Guarda, mi sono detta, lo ha capito pure lei, Pilar, che dipinge anche quando disegna sul metallo, che arriva da Parigi ed è nata a Milano. È riuscita a entrare in luoghi immaginari che io ritenevo segreti e impraticabili per chi non è avvezzo a questa terra.

La Saltini, in questi grandi fogli neri, improvvisamente accesi da bianchi accecanti che feriscono gli occhi, ci ha trasportato in una città dov' è scomparsa la luce, senza un centro, in uno spazio incerto, fluttuante nel buio, in cui è bene guardarsi le spalle. Sono immagini forti quelle che abbiamo davanti, che non fanno sconti all'espressione delle zone più inquiete dell'essere al mondo.

Pilar ha affidato ai suoi 'negativi' una rievocazione che ha assunto l'aspetto di "un incubo riuscito", come canta Francesco De Gregori.

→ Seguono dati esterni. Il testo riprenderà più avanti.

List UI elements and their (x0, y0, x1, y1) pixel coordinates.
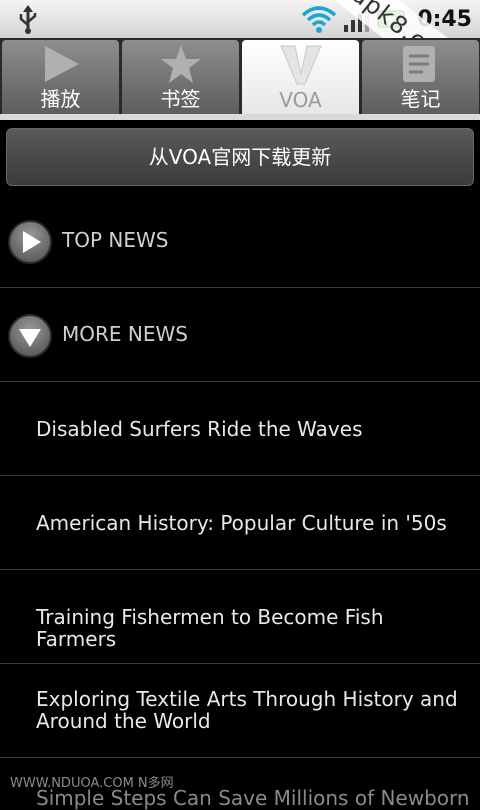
category-label: TOP NEWS (62, 228, 169, 252)
tab-notes[interactable]: 笔记 (362, 40, 479, 116)
voa-v-icon (279, 45, 322, 85)
article-item[interactable]: American History: Popular Culture in '50… (0, 476, 480, 570)
notes-icon (402, 46, 435, 82)
tab-play[interactable]: 播放 (2, 40, 119, 116)
star-icon (160, 45, 201, 83)
tab-voa-label: VOA (279, 88, 322, 112)
article-title: American History: Popular Culture in '50… (36, 511, 447, 535)
tab-underline (0, 114, 480, 120)
category-top-news[interactable]: TOP NEWS (0, 194, 480, 288)
article-title: Disabled Surfers Ride the Waves (36, 417, 363, 441)
category-more-news[interactable]: MORE NEWS (0, 288, 480, 382)
status-bar: 0:45 apk8.com (0, 0, 480, 111)
download-update-button[interactable]: 从VOA官网下载更新 (6, 128, 474, 186)
article-title: Exploring Textile Arts Through History a… (36, 687, 458, 733)
footer-watermark: WWW.NDUOA.COM N多网 (10, 776, 174, 791)
article-title: Training Fishermen to Become Fish Farmer… (36, 605, 384, 651)
tab-bar: 播放 书签 VOA 笔记 (0, 38, 480, 116)
article-item[interactable]: Exploring Textile Arts Through History a… (0, 664, 480, 758)
tab-bookmarks[interactable]: 书签 (122, 40, 239, 116)
arrow-right-icon (8, 220, 52, 264)
tab-notes-label: 笔记 (400, 87, 441, 111)
play-icon (44, 46, 79, 82)
usb-icon (19, 5, 37, 34)
article-item[interactable]: Training Fishermen to Become Fish Farmer… (0, 570, 480, 664)
tab-play-label: 播放 (40, 87, 81, 111)
tab-voa[interactable]: VOA (242, 40, 359, 116)
arrow-down-icon (8, 314, 52, 358)
tab-bookmarks-label: 书签 (160, 87, 201, 111)
wifi-icon (302, 6, 337, 33)
category-label: MORE NEWS (62, 322, 188, 346)
article-item[interactable]: Disabled Surfers Ride the Waves (0, 382, 480, 476)
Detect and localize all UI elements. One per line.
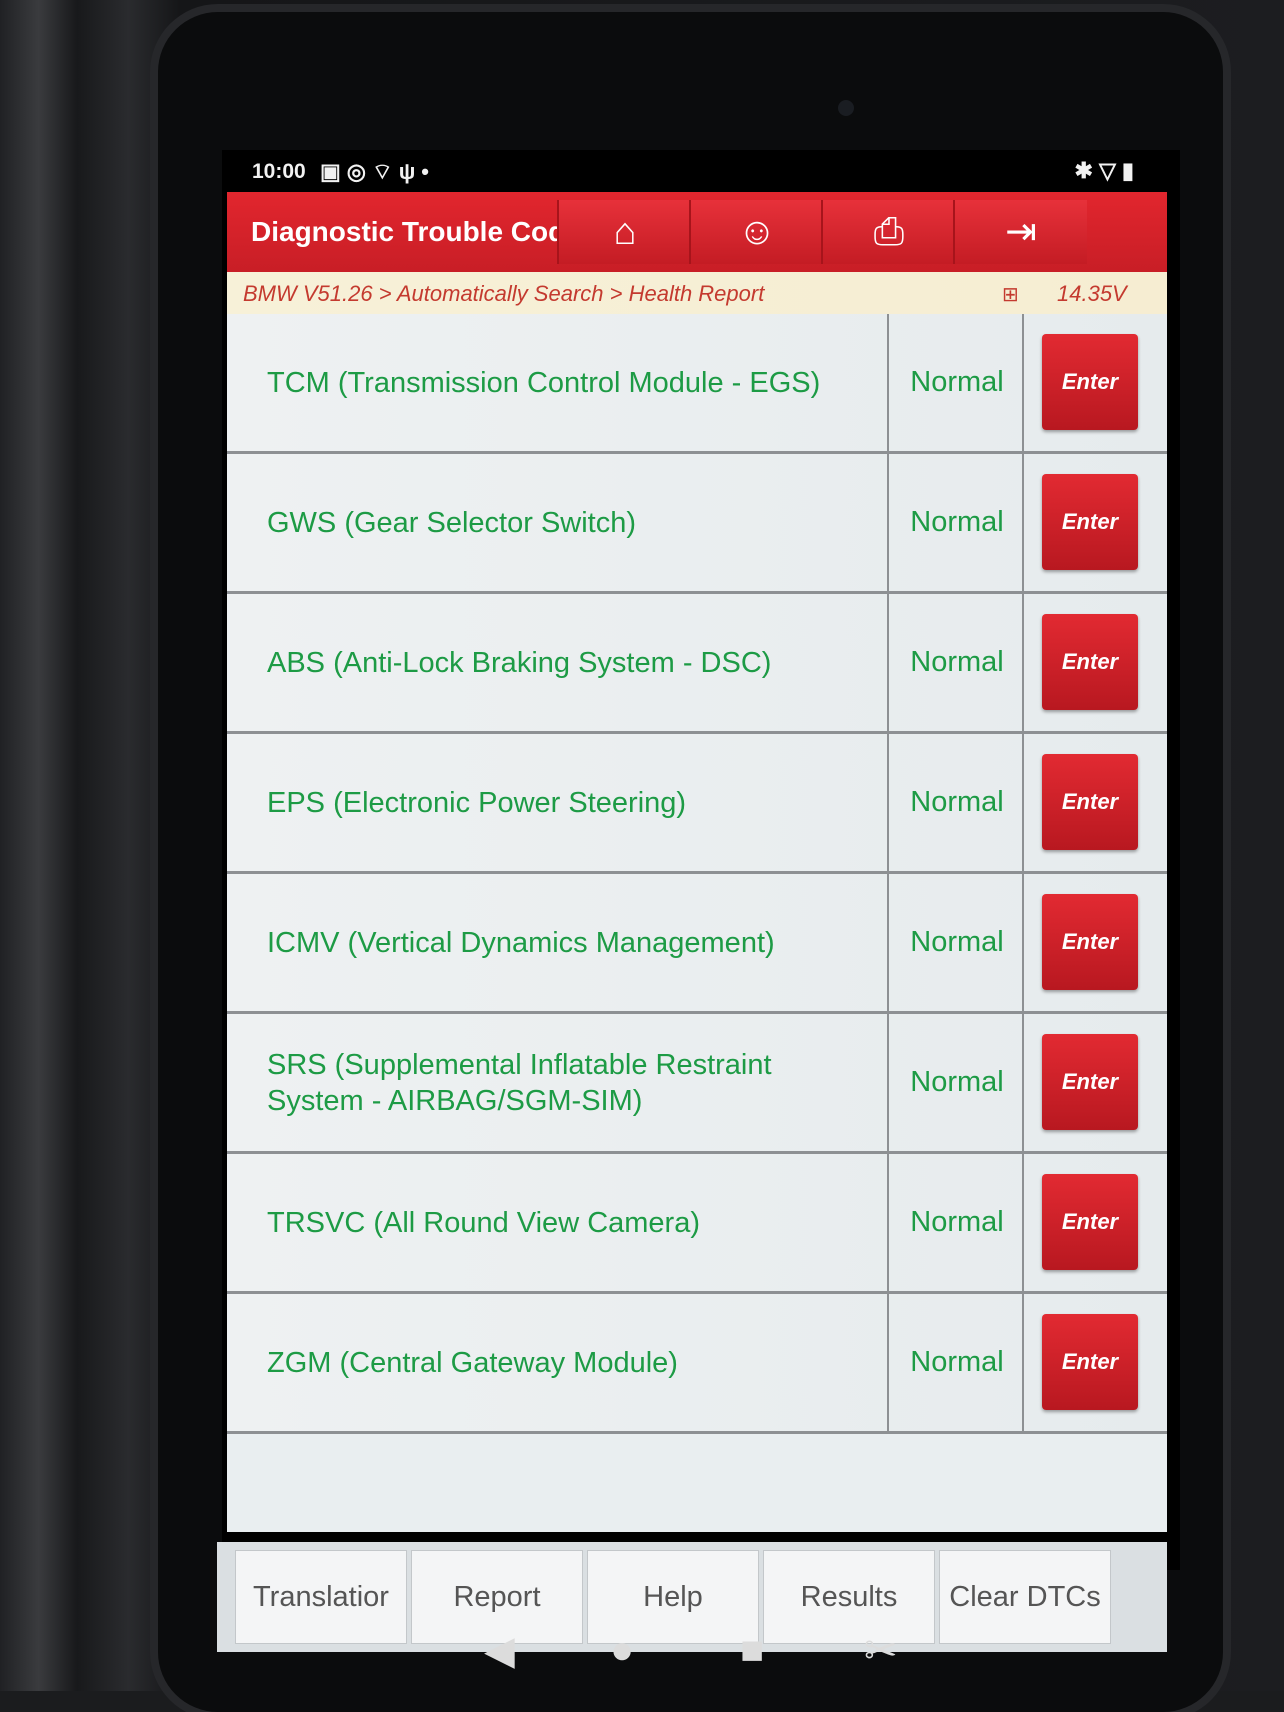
column-divider: [1022, 874, 1024, 1011]
column-divider: [887, 594, 889, 731]
title-bar: Diagnostic Trouble Cod ⌂ ☺ ⎙ ⇥: [227, 192, 1167, 272]
print-icon: ⎙: [873, 211, 905, 253]
module-row: GWS (Gear Selector Switch) Normal Enter: [227, 454, 1167, 594]
enter-button[interactable]: Enter: [1042, 614, 1138, 710]
system-icons: ✱▽▮: [1075, 158, 1140, 184]
module-row: TCM (Transmission Control Module - EGS) …: [227, 314, 1167, 454]
battery-voltage: 14.35V: [1057, 281, 1127, 306]
module-row: ICMV (Vertical Dynamics Management) Norm…: [227, 874, 1167, 1014]
breadcrumb: BMW V51.26 > Automatically Search > Heal…: [227, 272, 1167, 314]
enter-button[interactable]: Enter: [1042, 1314, 1138, 1410]
breadcrumb-path: BMW V51.26 > Automatically Search > Heal…: [243, 281, 765, 306]
print-button[interactable]: ⎙: [821, 200, 955, 264]
module-name: ICMV (Vertical Dynamics Management): [267, 926, 775, 959]
module-name: GWS (Gear Selector Switch): [267, 506, 637, 539]
usb-icon: ψ: [398, 159, 422, 184]
enter-button[interactable]: Enter: [1042, 474, 1138, 570]
enter-button[interactable]: Enter: [1042, 1174, 1138, 1270]
support-icon: ☺: [737, 211, 777, 253]
enter-button[interactable]: Enter: [1042, 334, 1138, 430]
dot-icon: •: [421, 159, 435, 184]
android-nav-bar: ◀ ● ■ ✂: [222, 1610, 1180, 1700]
exit-button[interactable]: ⇥: [953, 200, 1087, 264]
alarm-icon: ◎: [346, 159, 372, 184]
module-status: Normal: [910, 506, 1004, 538]
module-status: Normal: [910, 646, 1004, 678]
home-circle-icon[interactable]: ●: [610, 1628, 634, 1673]
clock: 10:00: [252, 160, 306, 183]
support-button[interactable]: ☺: [689, 200, 823, 264]
status-bar: 10:00 ▣◎⌔ψ• ✱▽▮: [252, 150, 1152, 192]
module-row: TRSVC (All Round View Camera) Normal Ent…: [227, 1154, 1167, 1294]
enter-button[interactable]: Enter: [1042, 894, 1138, 990]
module-name: ZGM (Central Gateway Module): [267, 1346, 678, 1379]
column-divider: [887, 734, 889, 871]
enter-button[interactable]: Enter: [1042, 754, 1138, 850]
battery-icon: ▮: [1121, 158, 1140, 183]
column-divider: [1022, 1154, 1024, 1291]
car-battery-icon: ⊞: [1002, 284, 1019, 306]
column-divider: [887, 314, 889, 451]
module-status: Normal: [910, 1346, 1004, 1378]
module-row: EPS (Electronic Power Steering) Normal E…: [227, 734, 1167, 874]
home-icon: ⌂: [613, 211, 637, 253]
recents-icon[interactable]: ■: [740, 1628, 764, 1673]
device-screen: 10:00 ▣◎⌔ψ• ✱▽▮ Diagnostic Trouble Cod ⌂…: [217, 150, 1180, 1673]
module-status: Normal: [910, 366, 1004, 398]
module-name: TCM (Transmission Control Module - EGS): [267, 366, 821, 399]
column-divider: [1022, 594, 1024, 731]
column-divider: [887, 874, 889, 1011]
module-name: SRS (Supplemental Inflatable Restraint S…: [267, 1048, 772, 1117]
module-row: SRS (Supplemental Inflatable Restraint S…: [227, 1014, 1167, 1154]
column-divider: [1022, 454, 1024, 591]
column-divider: [887, 1014, 889, 1151]
module-status: Normal: [910, 926, 1004, 958]
module-status: Normal: [910, 1066, 1004, 1098]
column-divider: [887, 1154, 889, 1291]
column-divider: [887, 1294, 889, 1431]
wifi-off-icon: ⌔: [372, 159, 399, 184]
column-divider: [1022, 1014, 1024, 1151]
diagnostic-app: Diagnostic Trouble Cod ⌂ ☺ ⎙ ⇥ BMW V51.2…: [217, 192, 1167, 1652]
page-title: Diagnostic Trouble Cod: [251, 216, 561, 247]
screenshot-icon[interactable]: ✂: [864, 1628, 898, 1674]
column-divider: [887, 454, 889, 591]
bluetooth-icon: ✱: [1074, 158, 1099, 183]
module-row: ABS (Anti-Lock Braking System - DSC) Nor…: [227, 594, 1167, 734]
module-name: TRSVC (All Round View Camera): [267, 1206, 700, 1239]
front-camera: [838, 100, 854, 116]
module-list: TCM (Transmission Control Module - EGS) …: [227, 314, 1167, 1434]
module-row: ZGM (Central Gateway Module) Normal Ente…: [227, 1294, 1167, 1434]
notification-icons: ▣◎⌔ψ•: [320, 158, 435, 186]
module-name: ABS (Anti-Lock Braking System - DSC): [267, 646, 772, 679]
exit-icon: ⇥: [1005, 211, 1037, 253]
home-button[interactable]: ⌂: [557, 200, 691, 264]
module-status: Normal: [910, 786, 1004, 818]
column-divider: [1022, 1294, 1024, 1431]
image-icon: ▣: [320, 159, 347, 184]
module-status: Normal: [910, 1206, 1004, 1238]
module-name: EPS (Electronic Power Steering): [267, 786, 687, 819]
signal-icon: ▽: [1098, 158, 1122, 183]
back-icon[interactable]: ◀: [484, 1628, 515, 1674]
column-divider: [1022, 734, 1024, 871]
column-divider: [1022, 314, 1024, 451]
enter-button[interactable]: Enter: [1042, 1034, 1138, 1130]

E questa sua passeggiata notturna non può non far venire in mente i contrasti di bianchi e neri pieni di angoscia del Goya dei Capricci, che sapeva come "il sonno della ragione genera mostri".

Ma io ho pensato a questi bambini di Pilar, con le loro pose senza equilibrio né stabilità, accovacciati, distesi, come se si nascondessero, di fronte alla folgorante sequenza iniziale del bellissima pellicola L'amore buio di Antonio Capuano. Nello stesso modo, attraverso la velocità, in un caso del segno, nell'altro del fermo immagine, la pittrice e il regista ci comunicano l'allarme per il destino delle loro giovani figure. Poi, nel film, l'attenzione si concentra su due vicende personali, nelle carte di Pilar che, comunque, vanno lette in sequenza, invece, non c'è una narrazione, ma un'emozione isolata: ogni storia è l'incontro di un attimo, a cui segue una fuga. Lei ce lo restituisce e continua il suo cammino tra le tenebre.

Domenico Starnone, un altro napoletano come Capuano, parlando dell'aria che si respirava nel cinema in cui andava da bambino, la definisce buialuminosa. Ecco, queste opere secondo me sono proprio così, buieluminose, dove la luce però non permette di stipulare una specie di armistizio con le ombre, le accende all'improvviso, come la fiammella di un cerino o i fari di una macchina, ma lascia il resto al nero. È l'antica, eppure tra le mani di Pilar così contemporanea, vittoria del chiaroscuro sulla luce tersa, a farci sentire tutta la dissonanza del caos. In questo vedere allucinato, il buio lo trovi anche tra gli sguardi delle figure di un mondo sotterraneo che si muovono, armate, insicure, deformate nelle loro espressioni di umanità dolente, in una città sotto assedio, con le automobili che sembrano carri armati, in un cielo che sa di fumo, o forse nel ventre della terra. E non sai bene se provare pietà o avere paura di bambini che camminano sull'orlo dell' abisso, a cui nessuno soffierà il naso con gesto amorevole, pronti a combattere, a saccheggiare, ma anche a compiere piccoli gesti di tenerezza, per garantirsi una sopravvivenza da adulti. Certo è che, con la stessa trepidazione, aspetti che faccia giorno».

Lea Matteralla

* Questo scritto è dedicato a Paolo, che amava il lavoro di Pilar.